The Ontario Music Fund has succeeded in stimulating increased economic activity, foreign direct investment, growth of live music production and a focus on music tourism. Over the last two years, the OMF has generated private investment dollars to match the government investment dollar to dollar.
“Our members alone have invested over $3.5 Million in recording projects over the last two years that have resulted in projects being completed in Ontario that would have been bound for other provinces or the U.S., generating significant employment and raising the profile of our talented professionals here in this province,” adds Henderson.
– The recording of The Tenors’ latest album with 80 members of the Toronto Symphony Orchestra, generating additional opportunities for performance and collaboration between these music ensembles;
– A Walk Off The Earth recording that would have been done in the U.S. but instead employed two Ontario producers and generated an estimated 1700 work hours;
– The recording of Scott Helman’s debut EP “Augusta” and production of supporting videos has helped to launch a career.
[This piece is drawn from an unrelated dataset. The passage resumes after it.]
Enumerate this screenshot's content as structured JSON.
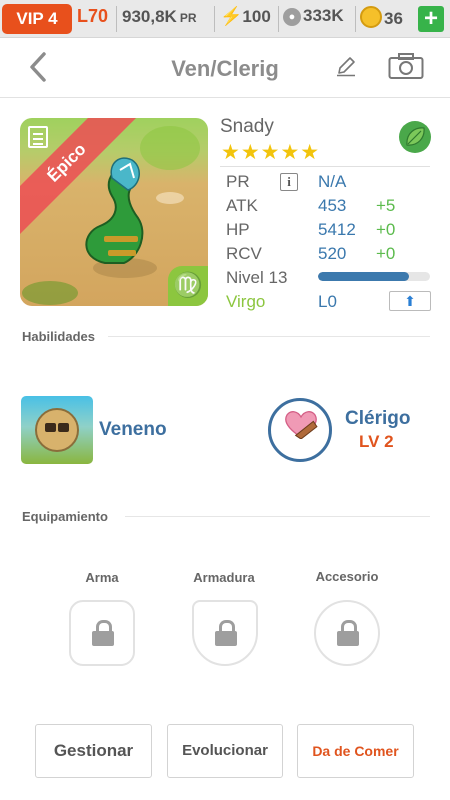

Since the release of “Augusta”, Scott has seen a drastic increase in his following across social media platforms and has toured Ontario with Colin James, played We Day in Ottawa for 17,000 fans, signed on with The Paradigm Agency for the U.S. territory, and hired Azoff Music Management to guide his career;
The production of numerous music videos including the Fall Out Boy video for “Centuries” that employed close to 90 music video professionals for two days and funneled production costs to the historic shooting location at Fort Henry.
Renewal of the Ontario Music Fund comes just a few weeks after Premier Wynne announced the recipients of the second round of funding at an event a Coalition Music in Toronto, saying “music moves the earth.”
Music Canada is a non-profit trade organization that represents the major record companies in Canada, namely Sony Music Entertainment Canada, Universal Music Canada and Warner Music Canada. Music Canada also works with some of the leading independent record labels and distributors, recording studios, live music venues, concert promoters, managers and artists in the promotion and development of the music cluster.